Experimental and thermal investigation on die-sinking EDM using FEM and multi-objective optimization using WOA-CS

Abstract

This article proposes a numerical and experimental analysis of the effect of a die sinking electrical discharge machine (EDM) on a Nimonic C-263 workpiece with a copper-tungsten (Cu-w) electrode tool. Primarily, the finite element method (FEM) is employed to establish a two-dimensional (2-D) axisymmetric thermal model that utilizes several significant characteristics such as Gaussian heat distribution; distribution quantity of heat through the dielectric fluid, workpiece and tool; pulse on time (TON) and flushing efficacy. The model predicts the distribution profile of temperature on the workpiece during the process of die sinking EDM and obtains the material removal rate (MRR) from the temperature isotherm.

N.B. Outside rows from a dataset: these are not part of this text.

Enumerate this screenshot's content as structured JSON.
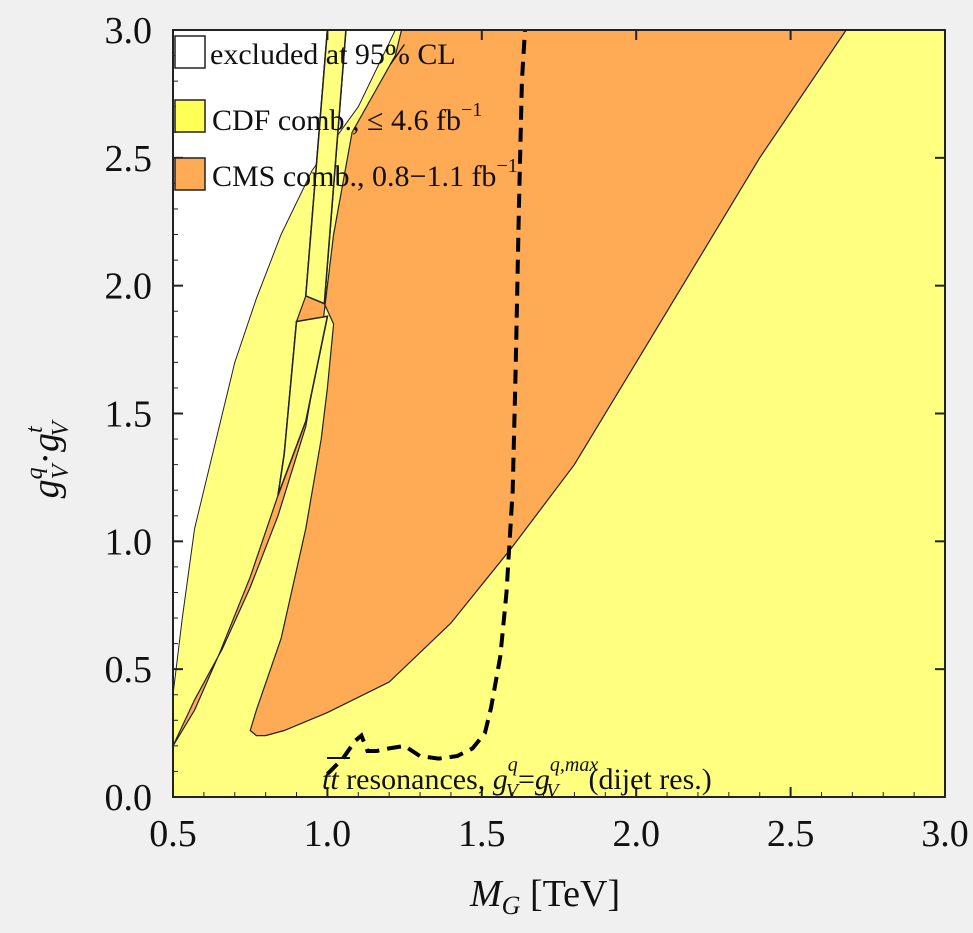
{
  "chart_data": {
    "type": "area",
    "xlim": [
      0.5,
      3.0
    ],
    "ylim": [
      0.0,
      3.0
    ],
    "x_ticks": [
      "0.5",
      "1.0",
      "1.5",
      "2.0",
      "2.5",
      "3.0"
    ],
    "y_ticks": [
      "0.0",
      "0.5",
      "1.0",
      "1.5",
      "2.0",
      "2.5",
      "3.0"
    ],
    "x_tick_values": [
      0.5,
      1.0,
      1.5,
      2.0,
      2.5,
      3.0
    ],
    "y_tick_values": [
      0.0,
      0.5,
      1.0,
      1.5,
      2.0,
      2.5,
      3.0
    ],
    "xlabel": {
      "main": "M",
      "sub": "G",
      "unit": " [TeV]"
    },
    "ylabel": {
      "g1": "g",
      "sup1": "q",
      "sub1": "V",
      "dot": "·",
      "g2": "g",
      "sup2": "t",
      "sub2": "V"
    },
    "legend": {
      "position": "top-left",
      "items": [
        {
          "label": "excluded at 95% CL",
          "color": "#ffffff"
        },
        {
          "label": "CDF comb., ≤ 4.6 fb",
          "sup": "−1",
          "color": "#ffff66"
        },
        {
          "label": "CMS comb., 0.8−1.1 fb",
          "sup": "−1",
          "color": "#ffaa55"
        }
      ]
    },
    "annotation": {
      "text1": "tt",
      "text2": " resonances, ",
      "g1": "g",
      "sup1": "q",
      "sub1": "V",
      "eq": "=",
      "g2": "g",
      "sup2": "q,max",
      "sub2": "V",
      "text3": "(dijet res.)"
    },
    "series": [
      {
        "name": "CDF comb., ≤ 4.6 fb−1",
        "color": "#ffff80",
        "polygon": [
          [
            0.5,
            0.0
          ],
          [
            3.0,
            0.0
          ],
          [
            3.0,
            3.0
          ],
          [
            1.22,
            3.0
          ],
          [
            1.2,
            2.95
          ],
          [
            1.1,
            2.7
          ],
          [
            0.95,
            2.45
          ],
          [
            0.85,
            2.2
          ],
          [
            0.77,
            1.95
          ],
          [
            0.7,
            1.7
          ],
          [
            0.64,
            1.4
          ],
          [
            0.57,
            1.05
          ],
          [
            0.53,
            0.7
          ],
          [
            0.5,
            0.4
          ]
        ]
      },
      {
        "name": "CDF comb. (upper strips)",
        "color": "#ffff80",
        "polygons": [
          [
            [
              0.93,
              1.96
            ],
            [
              1.0,
              3.0
            ],
            [
              1.06,
              3.0
            ],
            [
              0.99,
              1.93
            ]
          ],
          [
            [
              0.9,
              1.86
            ],
            [
              1.0,
              1.88
            ],
            [
              0.93,
              1.47
            ],
            [
              0.84,
              1.18
            ],
            [
              0.86,
              1.34
            ]
          ]
        ]
      },
      {
        "name": "CMS comb., 0.8−1.1 fb−1",
        "color": "#ffaa55",
        "polygon": [
          [
            0.5,
            0.2
          ],
          [
            0.57,
            0.38
          ],
          [
            0.66,
            0.58
          ],
          [
            0.75,
            0.82
          ],
          [
            0.84,
            1.1
          ],
          [
            0.93,
            1.45
          ],
          [
            0.98,
            1.8
          ],
          [
            1.02,
            2.2
          ],
          [
            1.08,
            2.6
          ],
          [
            1.22,
            2.9
          ],
          [
            1.24,
            3.0
          ],
          [
            2.68,
            3.0
          ],
          [
            2.4,
            2.5
          ],
          [
            2.2,
            2.1
          ],
          [
            2.0,
            1.7
          ],
          [
            1.8,
            1.3
          ],
          [
            1.6,
            0.98
          ],
          [
            1.4,
            0.68
          ],
          [
            1.2,
            0.45
          ],
          [
            1.0,
            0.33
          ],
          [
            0.86,
            0.26
          ],
          [
            0.8,
            0.24
          ],
          [
            0.77,
            0.24
          ],
          [
            0.75,
            0.26
          ],
          [
            0.77,
            0.34
          ],
          [
            0.85,
            0.62
          ],
          [
            0.93,
            1.05
          ],
          [
            0.98,
            1.4
          ],
          [
            1.0,
            1.6
          ],
          [
            1.02,
            1.85
          ],
          [
            0.99,
            1.93
          ],
          [
            1.06,
            3.0
          ],
          [
            1.0,
            3.0
          ],
          [
            0.93,
            1.96
          ],
          [
            0.9,
            1.86
          ],
          [
            0.86,
            1.34
          ],
          [
            0.84,
            1.18
          ],
          [
            0.75,
            0.86
          ],
          [
            0.65,
            0.56
          ],
          [
            0.57,
            0.34
          ],
          [
            0.5,
            0.2
          ]
        ]
      },
      {
        "name": "tt resonances dashed",
        "color": "#000000",
        "x": [
          1.0,
          1.05,
          1.09,
          1.11,
          1.13,
          1.16,
          1.2,
          1.25,
          1.3,
          1.36,
          1.42,
          1.47,
          1.51,
          1.53,
          1.56,
          1.58,
          1.6,
          1.61,
          1.62,
          1.63,
          1.64
        ],
        "y": [
          0.09,
          0.15,
          0.22,
          0.24,
          0.18,
          0.18,
          0.19,
          0.2,
          0.16,
          0.15,
          0.16,
          0.19,
          0.25,
          0.35,
          0.55,
          0.8,
          1.2,
          1.7,
          2.3,
          2.8,
          3.0
        ]
      }
    ],
    "grid": false
  }
}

An experimental analysis is performed to assess the accuracy of the results obtained from the numerical analysis, and the theoretically calculated MRR (T-MRR) is compared with the experimentally obtained MRR (E-MRR) for the effect of input process arguments such as gap voltage (VG), peak current (I), and TON. In addition, a quadratic polynomial regression model is proposed for output responses and the accuracy is checked by means of variance analysis. However, selecting the optimal combination of input process arguments is quite challenging and essential to being able to enhance the performance of the machining process. Thus, a multi-objective optimization using hybrid whale optimization with the cuckoo search algorithm (named as WOA-CS) is also proposed to find an enhanced machining performance with higher MRR values, a lower tool wear rate (TWR), and a lower surface roughness (SR). Finally, validation of these obtained optimal values is carried out with respect to the experimental results in order to prove the significance of the proposed WOA-CS algorithm in terms of relative error.